While no one is suggesting that the ECHR completely overrides a state’s right to decide who, within reason, it wants to take, what this has meant is that any immigration control has to be open-ended: there must be a let-out where the effect of refusing clearance would be disproportionate.

This in turn generates a further problem. Even though the Court of Appeal rightly said last year that the family life exception was narrow and in general does not include people such as adult siblings, it remains in principle open-ended, and therefore susceptible to some fairly subjective interpretation.

The immigration bench is largely drawn from human-rights lawyers with liberal views on migration. Most will have been educated by leftish law professors (few conservative human-rights skeptics get appointed to teach human-rights courses); having graduated, they will tend to gravitate towards the more progressive law firms, or to barristers’ sets like Garden Court Chambers in Lincoln’s Inn Fields. The result is predictable. However officially small the human-rights envelope is in theory, those deciding immigration cases are very likely in practice to push it fairly hard and hold that a particular case is indeed an exceptional one where human rights trump all else.

The ECHR requires governments to loyally to obey its terms and the interpretation of them by Strasbourg – even when they are directly contrary to the wishes of elected governments and the voters that put them in. Such an anti-democratic policy might be justified on a narrow interpretation of the Convention limited to egregious state malpractice. It is very difficult to justify against the background of today’s free-wheeling interpretation by Strasbourg.

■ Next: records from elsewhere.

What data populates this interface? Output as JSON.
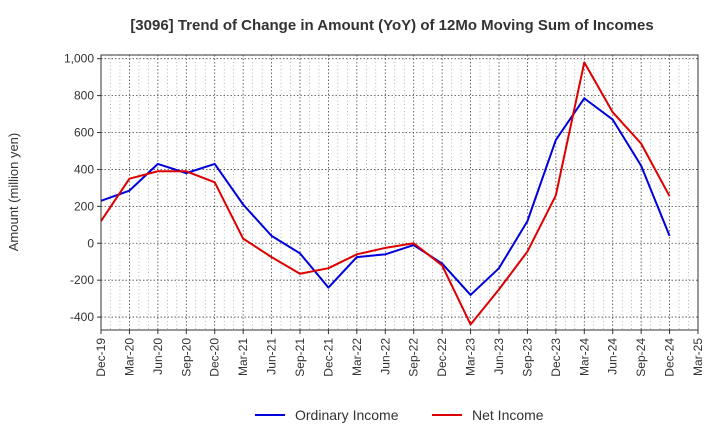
{
  "chart_data": {
    "type": "line",
    "title": "[3096]  Trend of Change in Amount (YoY) of 12Mo Moving Sum of Incomes",
    "xlabel": "",
    "ylabel": "Amount (million yen)",
    "ylim": [
      -470,
      1020
    ],
    "yticks": [
      -400,
      -200,
      0,
      200,
      400,
      600,
      800,
      1000
    ],
    "ytick_labels": [
      "-400",
      "-200",
      "0",
      "200",
      "400",
      "600",
      "800",
      "1,000"
    ],
    "categories": [
      "Dec-19",
      "Mar-20",
      "Jun-20",
      "Sep-20",
      "Dec-20",
      "Mar-21",
      "Jun-21",
      "Sep-21",
      "Dec-21",
      "Mar-22",
      "Jun-22",
      "Sep-22",
      "Dec-22",
      "Mar-23",
      "Jun-23",
      "Sep-23",
      "Dec-23",
      "Mar-24",
      "Jun-24",
      "Sep-24",
      "Dec-24",
      "Mar-25"
    ],
    "grid": true,
    "legend_position": "bottom",
    "series": [
      {
        "name": "Ordinary Income",
        "color": "#0000dd",
        "values": [
          230,
          285,
          430,
          380,
          430,
          210,
          40,
          -55,
          -240,
          -75,
          -60,
          -10,
          -110,
          -280,
          -135,
          120,
          560,
          785,
          670,
          420,
          40,
          null
        ]
      },
      {
        "name": "Net Income",
        "color": "#dd0000",
        "values": [
          120,
          350,
          390,
          390,
          330,
          25,
          -75,
          -165,
          -135,
          -60,
          -25,
          0,
          -120,
          -440,
          -250,
          -45,
          260,
          980,
          710,
          540,
          255,
          null
        ]
      }
    ]
  }
}
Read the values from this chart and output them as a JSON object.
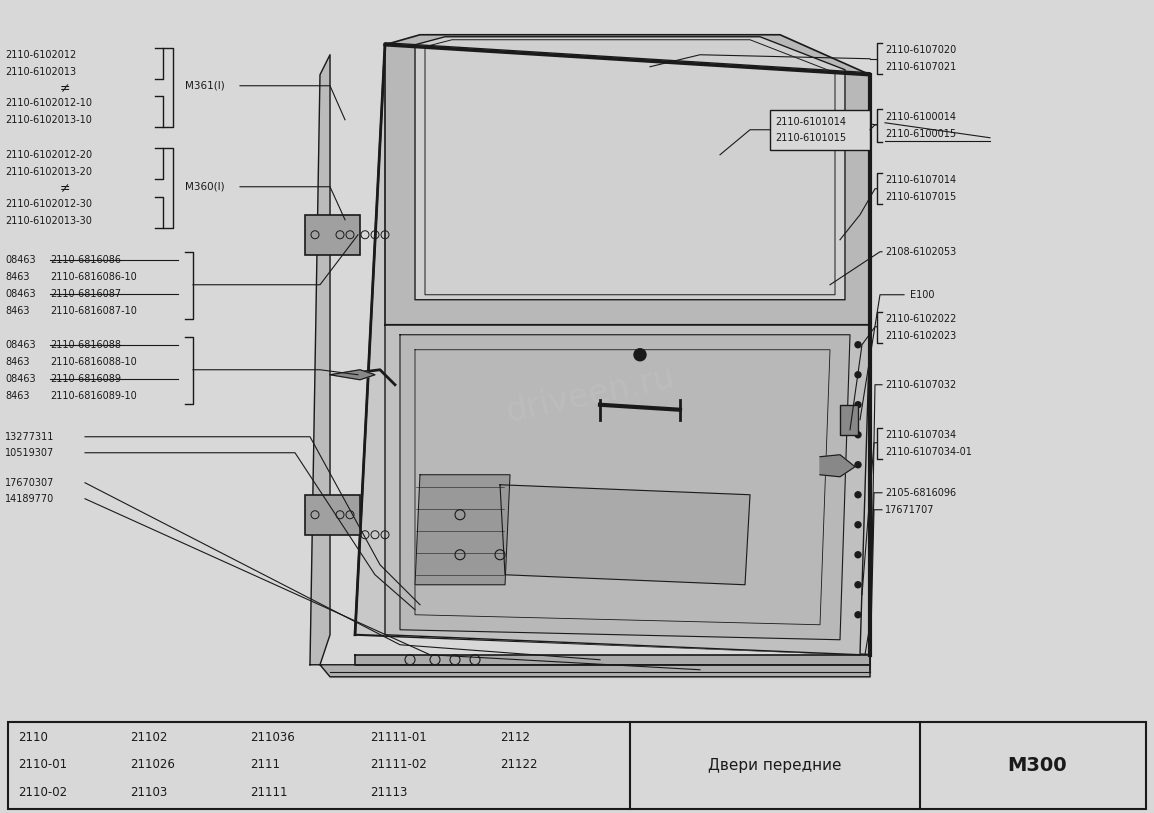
{
  "bg_color": "#d8d8d8",
  "fs": 7.0,
  "bottom_table": {
    "col1": [
      "2110",
      "2110-01",
      "2110-02"
    ],
    "col2": [
      "21102",
      "211026",
      "21103"
    ],
    "col3": [
      "211036",
      "2111",
      "21111"
    ],
    "col4": [
      "21111-01",
      "21111-02",
      "21113"
    ],
    "col5": [
      "2112",
      "21122",
      ""
    ],
    "title": "Двери передние",
    "code": "M300"
  }
}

As regards this week’s disastrous judgment, we can only hope that Shabana Mahmood, or whoever replaces her as Home Secretary, appeals it. Meanwhile, however, the dark cloud of the ECHR will remain. Whether Andy Burnham likes it or not, the issue will land smartly on his desk. And, soberingly for him, he will have to think up a decent answer fairly quickly if he wants to convince an increasingly angry electorate that he can be trusted to look after the interests of the country.